The Canadian residential mortgage market has been "boring, but effective" in recent years, according to International Monetary Fund economist John Kiff.
The Canadian residential mortgage market has been "boring, but effective" in recent years, according to International Monetary Fund economist John Kiff.
In a report released by the IMF - and referenced by the Globe and Mail yesterday - Kiff examines numerous nuances of the Canadian and American mortgage lending markets and concludes the two have noteworthy differences but remain competitive when it comes to rates and products.
"It's not hard to conclude that Canadian fixed-term rates on prime mortgage loans are quite competitive with their U.S. counterparts," he said.
One distinction noted in the report was that in Canada, the amount of mortgage-originating depository institutions has "increased significantly" while in the U.S., the deposit-taking institution share of residential mortgage loan holdings has dropped 75 per cent over the past 40 years. Kiff also pointed out Canada's percentage of securitized loans is less than half of the U.S.'s 60 per cent securitization rate.

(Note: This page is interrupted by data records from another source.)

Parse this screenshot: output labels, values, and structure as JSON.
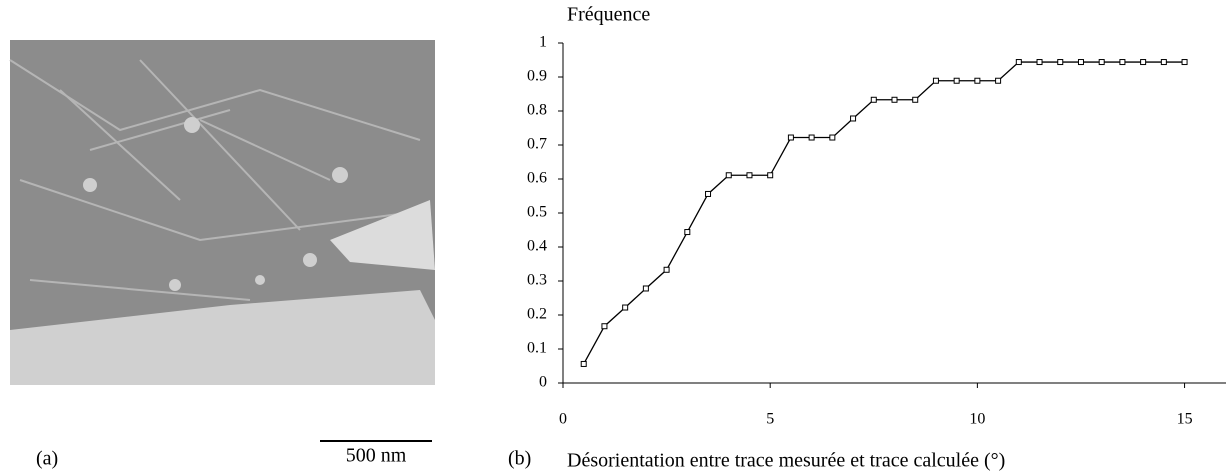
{
  "chart_data": {
    "type": "line",
    "y_label": "Fréquence",
    "x_label": "Désorientation entre trace mesurée et trace calculée (°)",
    "panel_a_label": "(a)",
    "panel_b_label": "(b)",
    "scale_bar": "500 nm",
    "x": [
      0.5,
      1,
      1.5,
      2,
      2.5,
      3,
      3.5,
      4,
      4.5,
      5,
      5.5,
      6,
      6.5,
      7,
      7.5,
      8,
      8.5,
      9,
      9.5,
      10,
      10.5,
      11,
      11.5,
      12,
      12.5,
      13,
      13.5,
      14,
      14.5,
      15
    ],
    "series": [
      {
        "color": "#000000",
        "values": [
          0.056,
          0.167,
          0.222,
          0.278,
          0.333,
          0.444,
          0.556,
          0.611,
          0.611,
          0.611,
          0.722,
          0.722,
          0.722,
          0.778,
          0.833,
          0.833,
          0.833,
          0.889,
          0.889,
          0.889,
          0.889,
          0.944,
          0.944,
          0.944,
          0.944,
          0.944,
          0.944,
          0.944,
          0.944,
          0.944
        ]
      }
    ],
    "xlim": [
      0,
      16
    ],
    "xticks": [
      0,
      5,
      10,
      15
    ],
    "ylim": [
      0,
      1
    ],
    "yticks": [
      0,
      0.1,
      0.2,
      0.3,
      0.4,
      0.5,
      0.6,
      0.7,
      0.8,
      0.9,
      1
    ]
  }
}
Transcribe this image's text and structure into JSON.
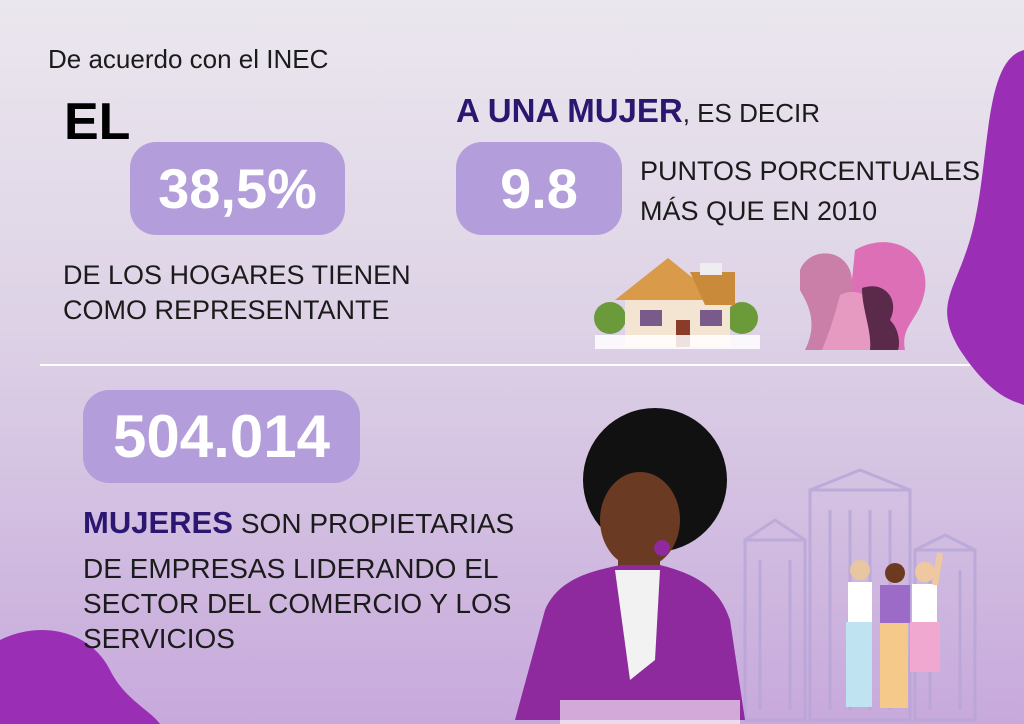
{
  "source": "De acuerdo con el INEC",
  "left": {
    "lead": "EL",
    "stat": "38,5%",
    "text_lines": [
      "DE LOS HOGARES TIENEN",
      "COMO REPRESENTANTE"
    ]
  },
  "right": {
    "highlight": "A UNA MUJER",
    "rest": ", ES DECIR",
    "stat": "9.8",
    "text_lines": [
      "PUNTOS PORCENTUALES",
      "MÁS QUE EN 2010"
    ]
  },
  "bottom": {
    "stat": "504.014",
    "highlight": "MUJERES",
    "rest": "SON PROPIETARIAS",
    "text_lines": [
      "DE EMPRESAS LIDERANDO EL",
      "SECTOR DEL COMERCIO Y LOS",
      "SERVICIOS"
    ]
  }
}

In explaining why the U.S. foreclosure rate has gone up while the Canadian rate has not, the report said Canada's policy on mortgage insurance means that the full amount of the loan is covered as opposed to the U.S., where mortgage insurance only covers losses that exceed the LTV ceiling. Canadian lenders also have recourse to all the borrower's assets and income if their loan goes to foreclosure, whereas in the U.S., similar action is too expensive, impractical or legally impossible.
Another stabilizing factor for Canada, Kiff noted, was the option for borrowers to pick between weekly, biweekly, semimonthly, or monthly payment schedules, which he said have helped keep Canadian mortgage delinquency rates in check.